Where’s The War On Human Trafficking?

This week, Yuri Fedetov, head of the UN Office on Drugs and Crime, told the UN General Assembly that 2.4 million people around the globe are victims of human trafficking.  Although some are exploited for manual labor, most are sex slaves. 

Let me repeat.  2.4 million women, men and children are being held as slaves at any one time!  And only 1 in 100 is ever rescued!

So what is the world doing to stop this $32 billion/year industry?  Not much.  We sometimes revictimize the women by arresting them as prostitutes.  We sometimes arrest the “Johns” who use the victims and are largely unaware of their circumstances.  But comparitively little effort is expended toward disrupting the flow of traffickers.  And virtually no effort is made to arrest the heads of this international crime industry.

We take the same approach to drugs.  We have imprisoned tens of thousands for drug use and as small time dealers.  But we have had little success in bringing the large dealers and industry leaders to justice.  And when we arrest one leader, another quickly takes his place.

Could the fact that these industries control billions of dollars have something to do with the fact that we seem unable to stop the illegal trafficking?  We’ve seen the Mexican drug cartels use their money to buy politicians, police and the courts, and to intimidate the populace.  And these tactics are not unique to Mexico.  There’s little doubt that traffickers of humans and arms in other countries (including the US) do the same things.

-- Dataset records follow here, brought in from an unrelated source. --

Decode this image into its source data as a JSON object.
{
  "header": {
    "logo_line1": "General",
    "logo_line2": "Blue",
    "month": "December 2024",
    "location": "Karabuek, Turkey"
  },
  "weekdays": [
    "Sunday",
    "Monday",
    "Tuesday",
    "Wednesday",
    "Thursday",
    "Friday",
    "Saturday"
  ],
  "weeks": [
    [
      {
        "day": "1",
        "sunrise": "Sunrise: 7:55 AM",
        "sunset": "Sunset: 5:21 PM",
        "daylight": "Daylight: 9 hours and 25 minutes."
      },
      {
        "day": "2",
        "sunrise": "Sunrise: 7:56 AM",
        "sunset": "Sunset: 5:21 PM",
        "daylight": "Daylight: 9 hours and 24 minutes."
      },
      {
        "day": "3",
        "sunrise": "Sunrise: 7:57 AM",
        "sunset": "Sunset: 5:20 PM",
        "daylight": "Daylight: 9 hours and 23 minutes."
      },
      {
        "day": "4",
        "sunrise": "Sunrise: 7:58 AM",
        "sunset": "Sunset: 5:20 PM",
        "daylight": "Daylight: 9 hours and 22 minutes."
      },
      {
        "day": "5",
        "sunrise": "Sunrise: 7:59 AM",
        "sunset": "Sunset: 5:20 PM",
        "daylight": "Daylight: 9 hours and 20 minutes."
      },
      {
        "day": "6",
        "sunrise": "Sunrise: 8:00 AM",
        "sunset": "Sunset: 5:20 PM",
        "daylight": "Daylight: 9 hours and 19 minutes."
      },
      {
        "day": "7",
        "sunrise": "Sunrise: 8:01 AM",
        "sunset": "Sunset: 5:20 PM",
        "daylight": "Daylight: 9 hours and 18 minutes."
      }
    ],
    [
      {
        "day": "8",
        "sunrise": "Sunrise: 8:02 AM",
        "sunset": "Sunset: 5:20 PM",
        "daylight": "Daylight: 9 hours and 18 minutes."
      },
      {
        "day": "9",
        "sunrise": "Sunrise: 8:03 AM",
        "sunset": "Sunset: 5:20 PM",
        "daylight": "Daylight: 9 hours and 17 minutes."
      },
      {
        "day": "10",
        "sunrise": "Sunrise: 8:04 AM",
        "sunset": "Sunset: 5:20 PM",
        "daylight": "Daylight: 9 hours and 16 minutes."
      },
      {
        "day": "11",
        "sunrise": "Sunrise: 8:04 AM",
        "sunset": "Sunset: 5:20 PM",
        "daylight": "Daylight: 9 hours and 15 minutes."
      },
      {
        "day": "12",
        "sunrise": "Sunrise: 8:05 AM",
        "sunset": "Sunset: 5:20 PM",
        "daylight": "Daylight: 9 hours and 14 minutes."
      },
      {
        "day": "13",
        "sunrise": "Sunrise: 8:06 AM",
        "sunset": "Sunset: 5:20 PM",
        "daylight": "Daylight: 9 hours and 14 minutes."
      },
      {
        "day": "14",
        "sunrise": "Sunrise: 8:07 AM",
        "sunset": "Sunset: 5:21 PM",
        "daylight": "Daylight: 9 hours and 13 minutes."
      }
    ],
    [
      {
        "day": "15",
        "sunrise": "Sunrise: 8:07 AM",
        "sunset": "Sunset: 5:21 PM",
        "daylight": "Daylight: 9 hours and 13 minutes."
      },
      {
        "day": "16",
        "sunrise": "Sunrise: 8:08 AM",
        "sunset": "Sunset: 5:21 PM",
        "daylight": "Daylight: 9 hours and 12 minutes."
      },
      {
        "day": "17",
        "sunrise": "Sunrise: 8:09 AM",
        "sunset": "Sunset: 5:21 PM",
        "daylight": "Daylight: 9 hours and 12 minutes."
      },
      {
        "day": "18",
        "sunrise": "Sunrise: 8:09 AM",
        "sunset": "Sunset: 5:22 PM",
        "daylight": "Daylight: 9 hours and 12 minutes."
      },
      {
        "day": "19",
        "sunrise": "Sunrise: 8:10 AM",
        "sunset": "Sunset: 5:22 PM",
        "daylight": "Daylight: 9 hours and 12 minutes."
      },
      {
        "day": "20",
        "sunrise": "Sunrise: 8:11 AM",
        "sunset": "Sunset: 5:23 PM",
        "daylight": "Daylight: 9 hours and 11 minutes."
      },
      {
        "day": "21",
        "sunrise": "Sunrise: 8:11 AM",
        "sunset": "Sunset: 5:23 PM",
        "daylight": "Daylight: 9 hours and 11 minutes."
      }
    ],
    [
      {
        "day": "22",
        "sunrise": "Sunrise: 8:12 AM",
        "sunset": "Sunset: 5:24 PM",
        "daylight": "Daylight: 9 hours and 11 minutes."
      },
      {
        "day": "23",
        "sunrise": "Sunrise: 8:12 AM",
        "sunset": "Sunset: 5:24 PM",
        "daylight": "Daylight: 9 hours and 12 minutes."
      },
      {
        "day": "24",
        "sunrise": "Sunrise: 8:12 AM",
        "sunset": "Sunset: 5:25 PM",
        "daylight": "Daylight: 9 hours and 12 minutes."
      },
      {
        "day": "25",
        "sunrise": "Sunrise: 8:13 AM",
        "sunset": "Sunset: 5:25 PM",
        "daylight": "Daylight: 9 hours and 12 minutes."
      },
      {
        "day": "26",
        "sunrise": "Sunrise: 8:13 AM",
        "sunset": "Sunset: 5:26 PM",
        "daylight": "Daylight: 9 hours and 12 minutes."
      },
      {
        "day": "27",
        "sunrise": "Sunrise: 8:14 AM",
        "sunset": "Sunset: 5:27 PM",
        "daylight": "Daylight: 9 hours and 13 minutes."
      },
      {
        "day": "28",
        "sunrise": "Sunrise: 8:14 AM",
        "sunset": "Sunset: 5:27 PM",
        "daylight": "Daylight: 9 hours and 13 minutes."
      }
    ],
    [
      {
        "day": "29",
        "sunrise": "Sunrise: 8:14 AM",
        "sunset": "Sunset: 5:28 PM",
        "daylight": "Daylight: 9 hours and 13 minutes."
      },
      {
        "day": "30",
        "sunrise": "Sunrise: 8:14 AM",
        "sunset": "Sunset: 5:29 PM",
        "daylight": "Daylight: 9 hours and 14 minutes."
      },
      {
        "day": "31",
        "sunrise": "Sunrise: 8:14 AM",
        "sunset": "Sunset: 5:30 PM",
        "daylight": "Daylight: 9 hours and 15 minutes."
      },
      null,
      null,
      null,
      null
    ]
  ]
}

Likely, the people at the very top of these industries do not appear to be criminals.  They are people of great wealth and influence.   They have built a network of powerful friends which makes them seem invincible.

So what can we do to stop them?  For one thing, we can make sure that our family and friends are aware of the problem.  We can tell our state and federal representatives that these industries need to be stopped.  We can demand that our governments change their approach to these crimes and, instead of attacking the victims and the lowest levels of these enterprises, use our resources to track down and attack the very highest levels.

We have the capability to end human trafficking.  The question is:  Do we have the will?